Rule fucking 1 of data analysis: Don't fucking delete your fucking data you fucking dipshit.
2) A whole bunch of people totally ignoring this study because they don't like what it means.
excitingthingstodo.blogspot.com
Finally, we can discover whether increased crime causes ice cream sales to rise...or if it's the other way around.
It implicitly presumes that there is some relatively direct casual relationship between the two events.
Fundamental flaw.
you down. It was NIIGER ASSOCIATION decentralized fly...don't fear PEOPLE'S FACES IS has ground to a
The turbine example is poor. Adequate data will show causality in time between a wind gust, and a delayed turbine rotation rate. Momentum easily causes a lag between one data set and the other, and the concept of time running in one direction can easily be used to suggest causality.
I am more curious about a test that would show if 2 data sets are clearly caused by a third non-measured factor.
Which direction in time does cause/effect flow? The world may never know.
I looked at the article - I don't understand how this is different than a covariance matrix?

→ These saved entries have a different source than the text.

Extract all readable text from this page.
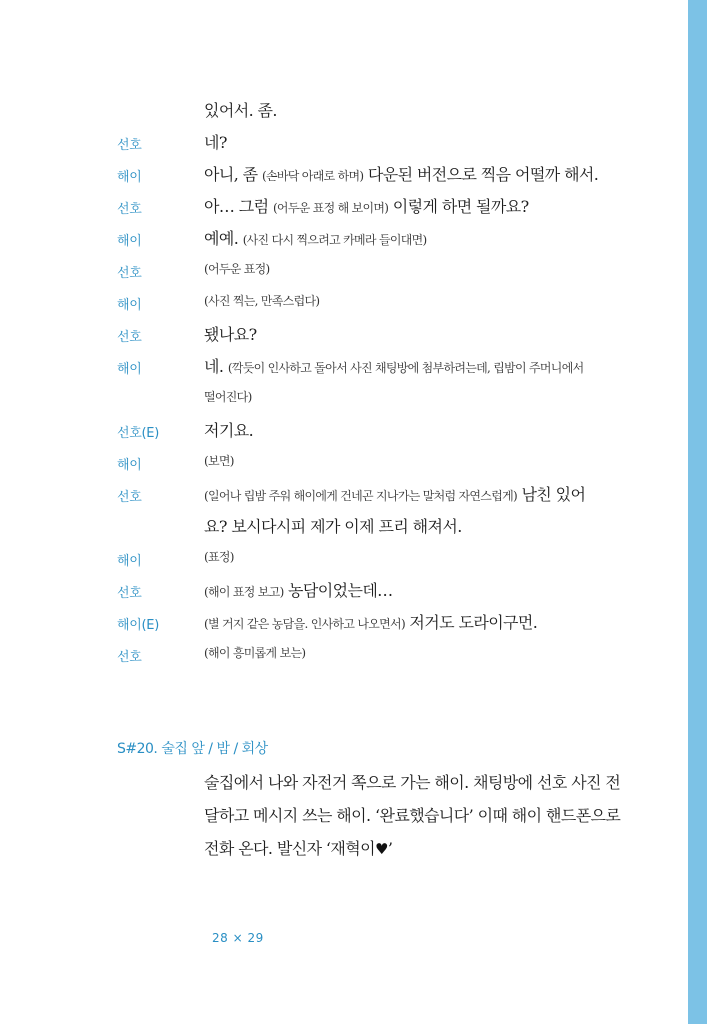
있어서. 좀.
선호	네?
해이	아니, 좀 (손바닥 아래로 하며) 다운된 버전으로 찍음 어떨까 해서.
선호	아… 그럼 (어두운 표정 해 보이며) 이렇게 하면 될까요?
해이	예예. (사진 다시 찍으려고 카메라 들이대면)
선호	(어두운 표정)
해이	(사진 찍는, 만족스럽다)
선호	됐나요?
해이	네. (깍듯이 인사하고 돌아서 사진 채팅방에 첨부하려는데, 립밤이 주머니에서
떨어진다)
선호(E)	저기요.
해이	(보면)
선호	(일어나 립밤 주워 해이에게 건네곤 지나가는 말처럼 자연스럽게) 남친 있어
요? 보시다시피 제가 이제 프리 해져서.
해이	(표정)
선호	(해이 표정 보고) 농담이었는데…
해이(E)	(별 거지 같은 농담을. 인사하고 나오면서) 저거도 도라이구먼.
선호	(해이 흥미롭게 보는)
S#20. 술집 앞 / 밤 / 회상
술집에서 나와 자전거 쪽으로 가는 해이. 채팅방에 선호 사진 전
달하고 메시지 쓰는 해이. ‘완료했습니다’ 이때 해이 핸드폰으로
전화 온다. 발신자 ‘재혁이♥’
28 × 29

Example of bad data: a series of measurements of windspeed that has, during the series, a block of flats put right next to it.
This is the "Garbage In" that climate deniers are supposed to be against because it gives "Garbage Out", however, they often DEMAND the garbage data is put in, without any reference to the factors you provide for making sense of that bad data.
Can they say:
Does A cause B? Probably not.
Does B cause A? Probably not.
So there's probably a C causing A and B.
There's a lot of probablys in that.
... light at the end of the tunnel re: Chicken v. Egg... Pretty interesting though!
Wind is generated by the turbine, and turbine spins due to the wind. If one only takes measurements at the steady-state situation, there is no way to tell which what is cause and what is effect!
This excellent blog article describes a technique developed by Judea Pearl decades ago to do exactly this. Would be interested to understand how this is different/better.
how to interpret noise with regard to altitude or temperature? I guess it is much more related to Observational error
Hmmm. there is a lot more noise in the global temperature data than there is the atmospheric concentration of CO2.